Since some cases of periodontitis go unnoticed, regular check-ups with your trusted dentist are essential.
1. Acute gingivitis
Acute gum inflammation describes the first stage. There is an acute inflammation, which is manifested by slightly reddened gums and bleeding gums when brushing your teeth.
Pressing on the gums creates an unpleasant feeling. There is already a need for action!
Check your oral hygiene and actively counteract the inflammation. Home remedies, oil pulling, anti-inflammatory rinses or professional teeth cleaning are suitable for this. The inflammation usually disappears after a few weeks.

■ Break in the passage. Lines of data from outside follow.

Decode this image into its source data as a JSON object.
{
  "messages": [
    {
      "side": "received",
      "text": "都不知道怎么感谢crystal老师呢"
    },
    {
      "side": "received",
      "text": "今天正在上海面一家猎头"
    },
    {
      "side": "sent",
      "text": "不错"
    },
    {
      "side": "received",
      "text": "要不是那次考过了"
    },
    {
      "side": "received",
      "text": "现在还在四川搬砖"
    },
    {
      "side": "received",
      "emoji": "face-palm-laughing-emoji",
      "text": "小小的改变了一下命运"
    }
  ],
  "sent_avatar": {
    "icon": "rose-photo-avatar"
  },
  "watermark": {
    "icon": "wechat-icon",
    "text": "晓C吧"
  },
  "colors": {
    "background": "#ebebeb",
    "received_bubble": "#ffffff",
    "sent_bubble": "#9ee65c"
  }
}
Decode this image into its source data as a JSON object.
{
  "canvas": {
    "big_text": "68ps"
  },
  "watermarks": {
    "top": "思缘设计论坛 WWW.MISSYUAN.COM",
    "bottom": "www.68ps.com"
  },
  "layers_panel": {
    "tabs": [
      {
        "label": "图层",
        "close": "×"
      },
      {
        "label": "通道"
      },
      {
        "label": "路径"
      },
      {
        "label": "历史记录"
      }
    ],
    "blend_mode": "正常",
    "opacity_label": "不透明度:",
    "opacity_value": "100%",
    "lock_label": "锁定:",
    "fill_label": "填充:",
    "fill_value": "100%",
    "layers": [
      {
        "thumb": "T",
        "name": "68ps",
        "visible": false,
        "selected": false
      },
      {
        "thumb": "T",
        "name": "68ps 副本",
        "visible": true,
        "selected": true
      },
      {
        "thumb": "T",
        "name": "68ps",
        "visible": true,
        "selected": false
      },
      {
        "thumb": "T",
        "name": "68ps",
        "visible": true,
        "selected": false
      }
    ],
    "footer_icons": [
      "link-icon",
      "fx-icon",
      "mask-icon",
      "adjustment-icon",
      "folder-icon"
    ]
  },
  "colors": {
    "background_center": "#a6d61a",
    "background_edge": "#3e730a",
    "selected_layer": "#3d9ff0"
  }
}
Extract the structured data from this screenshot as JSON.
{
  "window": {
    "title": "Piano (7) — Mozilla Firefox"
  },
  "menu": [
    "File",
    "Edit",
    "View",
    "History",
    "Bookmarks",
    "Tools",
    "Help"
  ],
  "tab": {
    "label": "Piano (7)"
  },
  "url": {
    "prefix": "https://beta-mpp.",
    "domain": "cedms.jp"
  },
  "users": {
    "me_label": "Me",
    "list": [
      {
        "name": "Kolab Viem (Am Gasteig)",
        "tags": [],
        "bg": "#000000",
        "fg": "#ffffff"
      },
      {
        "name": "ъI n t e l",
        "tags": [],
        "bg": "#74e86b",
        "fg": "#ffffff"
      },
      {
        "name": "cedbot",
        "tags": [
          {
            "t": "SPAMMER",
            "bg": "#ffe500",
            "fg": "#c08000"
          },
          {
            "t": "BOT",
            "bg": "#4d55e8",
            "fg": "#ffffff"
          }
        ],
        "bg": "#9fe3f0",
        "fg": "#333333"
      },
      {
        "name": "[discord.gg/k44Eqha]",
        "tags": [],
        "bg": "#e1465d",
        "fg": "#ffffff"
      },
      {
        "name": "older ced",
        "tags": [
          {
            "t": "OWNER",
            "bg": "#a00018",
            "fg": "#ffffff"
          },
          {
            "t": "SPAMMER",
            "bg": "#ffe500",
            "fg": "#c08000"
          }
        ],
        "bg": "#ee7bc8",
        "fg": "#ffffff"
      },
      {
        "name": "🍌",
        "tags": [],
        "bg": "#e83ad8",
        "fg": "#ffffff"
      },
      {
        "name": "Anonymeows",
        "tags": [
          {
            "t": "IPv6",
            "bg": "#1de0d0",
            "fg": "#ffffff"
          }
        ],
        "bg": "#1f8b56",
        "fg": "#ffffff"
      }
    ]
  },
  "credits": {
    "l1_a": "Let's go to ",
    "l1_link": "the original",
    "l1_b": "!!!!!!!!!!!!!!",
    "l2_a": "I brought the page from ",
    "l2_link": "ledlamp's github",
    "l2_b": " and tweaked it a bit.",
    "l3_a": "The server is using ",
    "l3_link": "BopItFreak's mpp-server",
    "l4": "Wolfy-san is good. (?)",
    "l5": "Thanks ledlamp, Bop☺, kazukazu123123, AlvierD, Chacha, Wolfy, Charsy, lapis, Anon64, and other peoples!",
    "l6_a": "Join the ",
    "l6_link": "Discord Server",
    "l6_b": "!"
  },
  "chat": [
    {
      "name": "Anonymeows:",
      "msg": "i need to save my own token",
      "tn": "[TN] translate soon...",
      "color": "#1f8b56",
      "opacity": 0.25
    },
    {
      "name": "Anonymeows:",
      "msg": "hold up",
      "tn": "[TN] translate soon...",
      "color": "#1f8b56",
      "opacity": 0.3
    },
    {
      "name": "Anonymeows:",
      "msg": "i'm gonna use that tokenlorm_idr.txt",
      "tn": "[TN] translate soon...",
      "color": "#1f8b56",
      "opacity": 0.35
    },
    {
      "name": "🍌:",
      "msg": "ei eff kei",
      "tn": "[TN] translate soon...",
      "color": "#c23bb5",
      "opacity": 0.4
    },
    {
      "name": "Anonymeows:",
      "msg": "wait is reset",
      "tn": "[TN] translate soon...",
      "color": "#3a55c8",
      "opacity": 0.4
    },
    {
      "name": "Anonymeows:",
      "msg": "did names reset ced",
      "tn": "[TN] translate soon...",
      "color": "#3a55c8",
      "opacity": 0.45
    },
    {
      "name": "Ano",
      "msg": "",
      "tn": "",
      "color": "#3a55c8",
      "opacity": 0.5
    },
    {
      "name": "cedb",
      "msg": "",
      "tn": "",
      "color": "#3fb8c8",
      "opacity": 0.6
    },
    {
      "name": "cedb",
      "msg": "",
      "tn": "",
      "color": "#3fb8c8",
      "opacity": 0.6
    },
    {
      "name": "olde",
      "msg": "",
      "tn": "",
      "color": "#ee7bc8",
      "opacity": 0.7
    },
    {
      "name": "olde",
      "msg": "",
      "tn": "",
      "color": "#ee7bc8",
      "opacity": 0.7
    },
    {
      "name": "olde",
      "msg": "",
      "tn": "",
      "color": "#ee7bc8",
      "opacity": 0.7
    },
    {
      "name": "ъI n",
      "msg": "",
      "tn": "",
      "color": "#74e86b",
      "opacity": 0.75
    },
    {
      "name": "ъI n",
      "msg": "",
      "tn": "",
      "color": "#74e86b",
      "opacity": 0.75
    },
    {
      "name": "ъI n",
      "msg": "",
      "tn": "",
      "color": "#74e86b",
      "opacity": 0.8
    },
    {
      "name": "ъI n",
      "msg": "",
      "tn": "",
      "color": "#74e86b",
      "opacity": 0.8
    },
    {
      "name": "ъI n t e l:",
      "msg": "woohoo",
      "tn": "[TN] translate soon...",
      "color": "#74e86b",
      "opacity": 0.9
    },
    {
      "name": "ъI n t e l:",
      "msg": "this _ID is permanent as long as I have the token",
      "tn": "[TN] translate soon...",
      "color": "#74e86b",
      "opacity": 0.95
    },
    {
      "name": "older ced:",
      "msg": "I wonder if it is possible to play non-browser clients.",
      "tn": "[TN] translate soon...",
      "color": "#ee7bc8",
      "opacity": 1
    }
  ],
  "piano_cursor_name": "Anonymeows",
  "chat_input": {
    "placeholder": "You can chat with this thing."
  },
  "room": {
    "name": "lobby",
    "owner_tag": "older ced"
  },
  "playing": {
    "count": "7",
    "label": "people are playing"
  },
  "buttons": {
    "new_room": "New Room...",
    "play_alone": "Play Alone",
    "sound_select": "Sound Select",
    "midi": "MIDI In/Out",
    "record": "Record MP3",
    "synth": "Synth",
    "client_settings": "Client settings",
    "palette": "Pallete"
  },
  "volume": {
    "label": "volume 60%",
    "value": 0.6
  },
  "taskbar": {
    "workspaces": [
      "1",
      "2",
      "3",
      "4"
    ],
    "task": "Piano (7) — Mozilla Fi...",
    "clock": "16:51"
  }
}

2. Chronic gum inflammation
If the inflammatory condition accompanies you for a longer period of time or if you can't seem to get rid of the gum inflammation at all, it is referred to as chronic gum inflammation. It is not only accompanied by bleeding gums and noticeably red gums, but usually also by bad breath. The junction between the tooth and the gums feels furry and swollen. The gums also recede over time and noticeable gum pockets develop.
There is a risk of periodontitis, which should be treated by a dentist immediately.
Typical symptoms of inflamed gums
The typical symptoms of inflamed gums are far from limited to bleeding gums and redness. It is important to know the nuances of inflammation so that timely measures can be taken.
We want to show you some of the symptoms that gingivitis can cause:
- The gums are bleeding.
- The gums are red, sensitive and inflamed.
- Bleeding spots on the tooth often occur.
- You have an unpleasant taste in your mouth.
- You suffer from bad breath.
- The gums are swollen and pockets form. In the worst case , the gums recede
- In some cases, gum inflammation even causes lymph nodes to swell.
- If gum inflammation is particularly severe, the body reacts with a fever.
Possible causes of gum inflammation
The causes of gum inflammation are not always due to poor oral hygiene. There can also be health reasons, errors in tooth brushing technique or other reasons.
1. Improper tooth brushing and injuries
We often mean it particularly well when brushing our teeth. But a lot doesn't always help a lot. It's the same with pressure while brushing your teeth. Too much pressure with the bristles on the gums and tooth enamel is counterproductive.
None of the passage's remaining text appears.